The discovery, along with other recent ones in Canada, Mongolia and the United States, appeared to support an emerging interpretation of the hunting behavior of predatory dinosaurs. Instead of being solitary hunters, as once thought, they may have operated in groups.

"The presence of so many animals in one quarry," Dr. Currie said in a statement released by the University of Alberta, "suggests that they were living together in a pack at the time leading up to their catastrophic death." Giant dino-predators may have hunted in packs

Meat-Eating Dinosaur Was Bigger Than T. Rex

Other dinosaur experts say the discovery sheds valuable new light on the most fearsome land predators ever known.

Lowell Dingus is an associate paleontologist at the American Museum of Natural History in New York.

"The remarkable remains of Mapusaurus provide another important example of the spectacular kinds of gigantic carnivorous dinosaurs that roamed South America near the end of the age of the dinosaurs," he said.
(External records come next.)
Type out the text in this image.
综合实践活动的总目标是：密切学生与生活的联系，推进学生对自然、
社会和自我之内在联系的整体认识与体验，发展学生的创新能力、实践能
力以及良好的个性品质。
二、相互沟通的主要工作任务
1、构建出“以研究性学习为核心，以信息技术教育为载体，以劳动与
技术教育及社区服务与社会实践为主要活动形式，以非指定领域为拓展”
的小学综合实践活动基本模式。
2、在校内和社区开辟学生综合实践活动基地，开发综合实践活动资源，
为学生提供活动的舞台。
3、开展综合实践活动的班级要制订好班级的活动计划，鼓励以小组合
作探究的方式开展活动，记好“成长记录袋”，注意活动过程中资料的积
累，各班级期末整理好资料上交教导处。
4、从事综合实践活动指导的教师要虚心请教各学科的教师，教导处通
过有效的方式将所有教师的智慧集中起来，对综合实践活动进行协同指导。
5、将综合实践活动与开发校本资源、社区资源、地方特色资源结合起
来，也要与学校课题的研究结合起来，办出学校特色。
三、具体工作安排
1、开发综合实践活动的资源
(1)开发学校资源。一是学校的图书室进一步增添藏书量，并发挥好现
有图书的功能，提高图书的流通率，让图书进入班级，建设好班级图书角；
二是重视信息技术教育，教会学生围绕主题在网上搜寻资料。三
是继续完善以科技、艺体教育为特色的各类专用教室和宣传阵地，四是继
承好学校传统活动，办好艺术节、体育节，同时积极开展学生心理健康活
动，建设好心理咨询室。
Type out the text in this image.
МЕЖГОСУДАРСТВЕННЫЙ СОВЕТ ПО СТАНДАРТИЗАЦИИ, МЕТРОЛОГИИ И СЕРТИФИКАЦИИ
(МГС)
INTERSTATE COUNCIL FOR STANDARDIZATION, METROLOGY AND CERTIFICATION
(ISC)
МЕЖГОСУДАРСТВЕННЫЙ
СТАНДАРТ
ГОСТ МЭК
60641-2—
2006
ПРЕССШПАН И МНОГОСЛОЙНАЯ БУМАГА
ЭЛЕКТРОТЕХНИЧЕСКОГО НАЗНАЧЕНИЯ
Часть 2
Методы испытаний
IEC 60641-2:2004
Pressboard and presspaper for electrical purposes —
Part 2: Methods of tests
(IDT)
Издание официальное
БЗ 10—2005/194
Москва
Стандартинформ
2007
Mapusaurus belongs to a group of recently recognized theropod dinosaurs called carcharodontosaurs, which have also been found in Africa.

The new species "increases both our knowledge of the anatomy and the diversity of this peculiar group of theropod," said Ronan Allain of the National Museum of Natural History in Paris, France.

Allain says Mapusaurus is more closely related to the Argentinian Giganotosaurus than to the African species.

"It means a South American [carcharodontosaur] lineage could have evolved regardless of the African forms."

He says the other main contender for the title of biggest ever meat-eating dinosaur is Spinosaurus, whose fossil remains come from North Africa.